Кто-то пробежал по пекарне, радостно воя:
— Гуляй наши! Запил хозяин.
Мастерская загоготала, засвистала, все взглянули друг на друга ласково, ясными, довольными глазами: отодвигалась куда-то месть хозяина за свиней, и во время его запоя можно было меньше работать.
Хитренький и незаметный в минуты опасных возбуждений Ванок Уланов выскочил на середину мастерской и крикнул:
— Играй!
Цыган, закрыв глаза, выпятил кадык и высочайшим тенором запел:
Эй, вот по улице козёл идёт…
Двадцать человек, приударив ладонями по столу, подхватили:
По широкой молодой идёт!
Он бородушкой помахивает
— выводил Цыган, притопывая, а хор дружно досказывал зазорные слова:
…потряхивает!
На маленьком клочке грязного пола, вздымая пыль, червём извивался, как обожжённый, в бесстыдных судорогах маленький, мягкий человек.

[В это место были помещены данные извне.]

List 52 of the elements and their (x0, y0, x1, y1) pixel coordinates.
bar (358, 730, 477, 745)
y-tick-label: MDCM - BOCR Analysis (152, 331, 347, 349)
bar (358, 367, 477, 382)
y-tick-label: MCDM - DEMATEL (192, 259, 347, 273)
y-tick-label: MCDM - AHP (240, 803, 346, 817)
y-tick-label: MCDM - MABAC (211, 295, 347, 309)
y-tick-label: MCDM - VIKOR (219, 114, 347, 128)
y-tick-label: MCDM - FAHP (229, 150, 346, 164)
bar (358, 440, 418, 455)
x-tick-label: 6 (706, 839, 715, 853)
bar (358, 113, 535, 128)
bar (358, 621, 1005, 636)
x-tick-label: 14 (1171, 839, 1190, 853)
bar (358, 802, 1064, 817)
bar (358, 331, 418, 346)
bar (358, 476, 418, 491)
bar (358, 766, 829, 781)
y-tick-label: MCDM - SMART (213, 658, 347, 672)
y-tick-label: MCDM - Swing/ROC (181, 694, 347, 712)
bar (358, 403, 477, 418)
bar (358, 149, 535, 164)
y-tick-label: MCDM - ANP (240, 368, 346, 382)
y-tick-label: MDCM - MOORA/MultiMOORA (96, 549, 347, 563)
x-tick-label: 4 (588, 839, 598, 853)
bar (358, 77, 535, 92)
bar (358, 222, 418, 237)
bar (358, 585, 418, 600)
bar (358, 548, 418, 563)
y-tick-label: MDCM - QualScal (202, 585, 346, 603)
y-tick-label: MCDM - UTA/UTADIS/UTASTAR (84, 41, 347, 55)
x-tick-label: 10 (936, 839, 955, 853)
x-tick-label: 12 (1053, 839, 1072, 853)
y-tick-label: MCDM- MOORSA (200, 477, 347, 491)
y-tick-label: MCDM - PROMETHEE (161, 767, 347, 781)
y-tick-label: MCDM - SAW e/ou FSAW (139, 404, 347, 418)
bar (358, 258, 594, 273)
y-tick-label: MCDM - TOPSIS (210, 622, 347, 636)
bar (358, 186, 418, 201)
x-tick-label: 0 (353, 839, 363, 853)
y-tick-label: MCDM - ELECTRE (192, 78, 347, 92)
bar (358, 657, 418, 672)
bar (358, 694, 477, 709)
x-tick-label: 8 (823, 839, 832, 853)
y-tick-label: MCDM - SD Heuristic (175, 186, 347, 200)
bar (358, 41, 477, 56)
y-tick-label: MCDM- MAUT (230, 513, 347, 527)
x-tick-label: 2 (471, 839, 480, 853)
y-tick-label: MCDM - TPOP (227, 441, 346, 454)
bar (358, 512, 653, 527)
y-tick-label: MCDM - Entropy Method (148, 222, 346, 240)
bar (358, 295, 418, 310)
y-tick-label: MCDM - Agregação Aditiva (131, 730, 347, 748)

— Дел-лай! — кричали ему, и внезапно вспыхнувшее веселье было таким же тяжёлым и жутким, как недавний припадок озлобления.
К ночи Бубенчику стало хуже: он лежал в жару и дышал неестественно — наберёт в грудь много кислого, спиртного воздуха и, сложив губы трубкой, выпускает его тонкой струёй, точно желая свистнуть и не имея сил. Часто требовал пить, но, глотнув воды, отрицательно качал головою и, улыбаясь помутившимися глазками, шептал:
— Омманулся, не хочу…
Я растёр его водкой с уксусом, он заснул с неясной улыбкой на лице, оклеенном мучной пылью, курчавые волосы прилипли к вискам, весь он как будто таял, и грудь его едва вздымалась под рубахой, — грязной, полуистлевшей, испачканной комьями присохшего теста.
На меня ворчали:
— А ты перестал бы там лекаря играть! Лодырить мы все тут умеем…

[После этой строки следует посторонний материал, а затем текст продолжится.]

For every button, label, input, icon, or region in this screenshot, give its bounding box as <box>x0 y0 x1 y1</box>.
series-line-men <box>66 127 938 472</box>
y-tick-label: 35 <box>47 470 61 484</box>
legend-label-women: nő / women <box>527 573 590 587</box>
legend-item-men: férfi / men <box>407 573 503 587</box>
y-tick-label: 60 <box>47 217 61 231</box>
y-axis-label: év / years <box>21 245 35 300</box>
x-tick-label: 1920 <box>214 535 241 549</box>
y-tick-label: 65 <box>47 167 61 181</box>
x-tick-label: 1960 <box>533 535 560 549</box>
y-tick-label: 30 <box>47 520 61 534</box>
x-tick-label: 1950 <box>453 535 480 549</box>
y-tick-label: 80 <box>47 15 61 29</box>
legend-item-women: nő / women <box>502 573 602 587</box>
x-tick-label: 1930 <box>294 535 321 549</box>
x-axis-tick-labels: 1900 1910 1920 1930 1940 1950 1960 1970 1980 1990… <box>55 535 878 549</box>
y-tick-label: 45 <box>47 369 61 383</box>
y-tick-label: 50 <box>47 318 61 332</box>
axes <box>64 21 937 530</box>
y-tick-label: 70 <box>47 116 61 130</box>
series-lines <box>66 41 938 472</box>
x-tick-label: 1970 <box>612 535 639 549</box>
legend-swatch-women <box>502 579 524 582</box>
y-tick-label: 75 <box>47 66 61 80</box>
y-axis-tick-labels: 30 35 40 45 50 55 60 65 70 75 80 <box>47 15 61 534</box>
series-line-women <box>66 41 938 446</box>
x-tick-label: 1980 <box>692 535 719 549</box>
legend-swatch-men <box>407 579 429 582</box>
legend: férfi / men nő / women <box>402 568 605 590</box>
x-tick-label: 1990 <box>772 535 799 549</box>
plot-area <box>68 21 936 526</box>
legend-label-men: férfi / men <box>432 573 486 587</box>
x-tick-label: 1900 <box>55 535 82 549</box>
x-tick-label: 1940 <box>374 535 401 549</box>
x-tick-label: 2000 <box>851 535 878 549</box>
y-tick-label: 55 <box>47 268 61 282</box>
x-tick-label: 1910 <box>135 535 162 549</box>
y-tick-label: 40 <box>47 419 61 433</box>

На душе у меня было плохо, я чувствовал себя всё более чужим зверем среди этих людей, только Артём да Пашка, видимо, понимали моё настроение, — Цыган ухарски покрикивал мне:
— Эй, не робей! Меси тесто, девушка, — ждут ребята хлебушка!
Артём кружился около меня, стараясь весело шутить, но сегодня это не выходило у него, он вздыхал печально и раза два спросил:
— Ты думаешь — больно зашибли Яшку-то?